Birkaç gün içinde 530’u çocuk 1486 kişinin ölüp, 12749 kişinin yaralandığı, 546 bin kişinin kamplarda yaşamaya mahkûm olduğu, 33 milyon kişinin doğrudan etkilendiği hâdise, Pakistan’ın 2010’dan bu yana gördüğü en ölümcül sel oldu. 1 milyon 200 bin ev, 5 bin km yol, 240 köprü harap oldu. Maliye bakanı bilançonun 30 milyar $ olduğunu söyledi ki bu da GSMH’nın 10’da 1’ine eşit.
Arazi sular altında, mesela Sind eyaletinde devasa göller oluşmuş durumda. “En kötüsü ise henüz bitmedi.” Bir bakanın dediği gibi bu suları pompalayarak tahliye edebilecekleri kuru kara parçası kalmadı. Cidden “hayal edilemez boyutlarda bir kriz.”

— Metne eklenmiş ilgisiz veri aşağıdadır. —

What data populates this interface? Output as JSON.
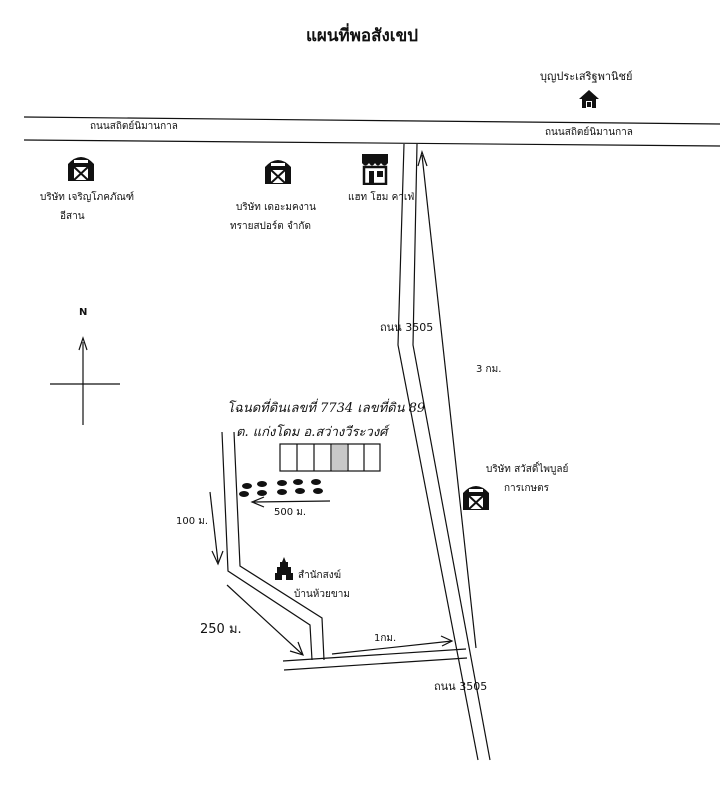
{
  "map": {
    "title": "แผนที่พอสังเขป",
    "roads": {
      "top_road_left": "ถนนสถิตย์นิมานกาล",
      "top_road_right": "ถนนสถิตย์นิมานกาล",
      "route_upper": "ถนน 3505",
      "route_lower": "ถนน 3505"
    },
    "distances": {
      "d_3km": "3 กม.",
      "d_500m": "500 ม.",
      "d_100m": "100 ม.",
      "d_250m": "250 ม.",
      "d_1km": "1กม."
    },
    "places": {
      "boonprasert": "บุญประเสริฐพานิชย์",
      "charoen_line1": "บริษัท เจริญโภคภัณฑ์",
      "charoen_line2": "อีสาน",
      "deja_line1": "บริษัท เดอะมคงาน",
      "deja_line2": "ทรายสปอร์ต จำกัด",
      "home_cafe": "แฮท โฮม คาเฟ่",
      "sawat_line1": "บริษัท สวัสดิ์ไพบูลย์",
      "sawat_line2": "การเกษตร",
      "temple_line1": "สำนักสงฆ์",
      "temple_line2": "บ้านห้วยขาม"
    },
    "compass": {
      "north": "N"
    },
    "handwritten": {
      "line1": "โฉนดที่ดินเลขที่ 7734 เลขที่ดิน 89",
      "line2": "ต. แก่งโดม อ.สว่างวีระวงศ์"
    },
    "icons": {
      "house": "house-icon",
      "barn": "barn-icon",
      "shop": "shop-icon",
      "temple": "temple-icon"
    },
    "colors": {
      "ink": "#111111",
      "plot_highlight": "#c8c8c8"
    }
  }
}
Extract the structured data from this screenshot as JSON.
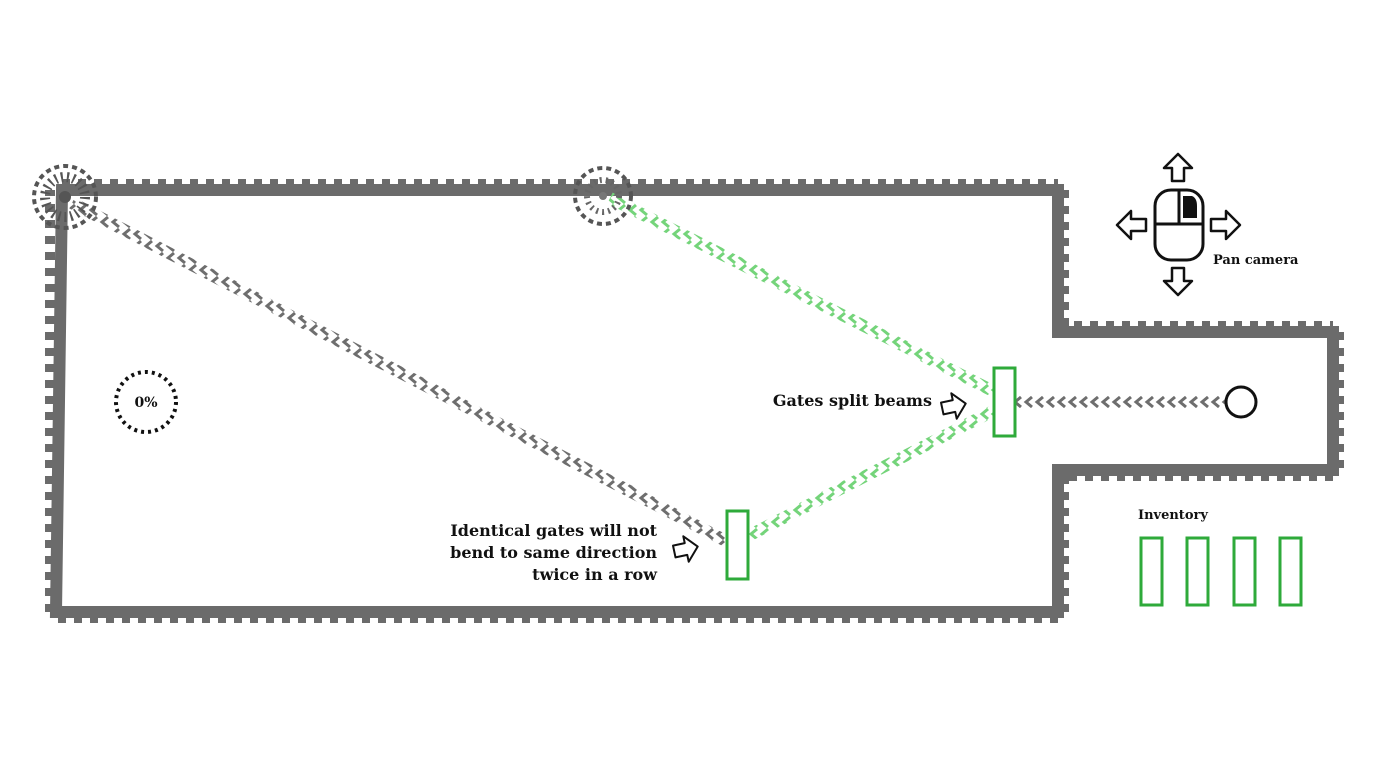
{
  "progress": {
    "label": "0%",
    "value": 0
  },
  "hints": {
    "split": "Gates split beams",
    "identical_line1": "Identical gates will not",
    "identical_line2": "bend to same direction",
    "identical_line3": "twice in a row"
  },
  "camera_hint": {
    "label": "Pan camera",
    "icon": "mouse-icon"
  },
  "inventory": {
    "title": "Inventory",
    "slot_count": 4
  },
  "colors": {
    "wall": "#6b6b6b",
    "beam_inactive": "#6e6e6e",
    "beam_active": "#74d47a",
    "gate": "#2eaa3a",
    "receiver": "#555555",
    "text": "#111111"
  }
}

Sel, ekinleri ve gıdanın taşındığı yolları mahvedince, ülkenin gıda güvenliği korkunç bir tehditle karşı karşıya kaldı. Rusya’nın Ukrayna’yı işgaliyle birlikte şişirilmiş gıda fiyatlarının üstüne bu tehdit, karşı konması hiç de kolay olmayan bir meydan okuma. 4 milyon dönümden fazla tarım arazisi yok olmuş, 900 bin besi hayvanı telef olmuşken, et ve süt fiyatlarıyla baş etmek kimse için kolay değil. Yüzde 80 oranında artan pirinç fiyatlarının aşağı çekilmesi de yakın vadede mümkün gözükmüyor.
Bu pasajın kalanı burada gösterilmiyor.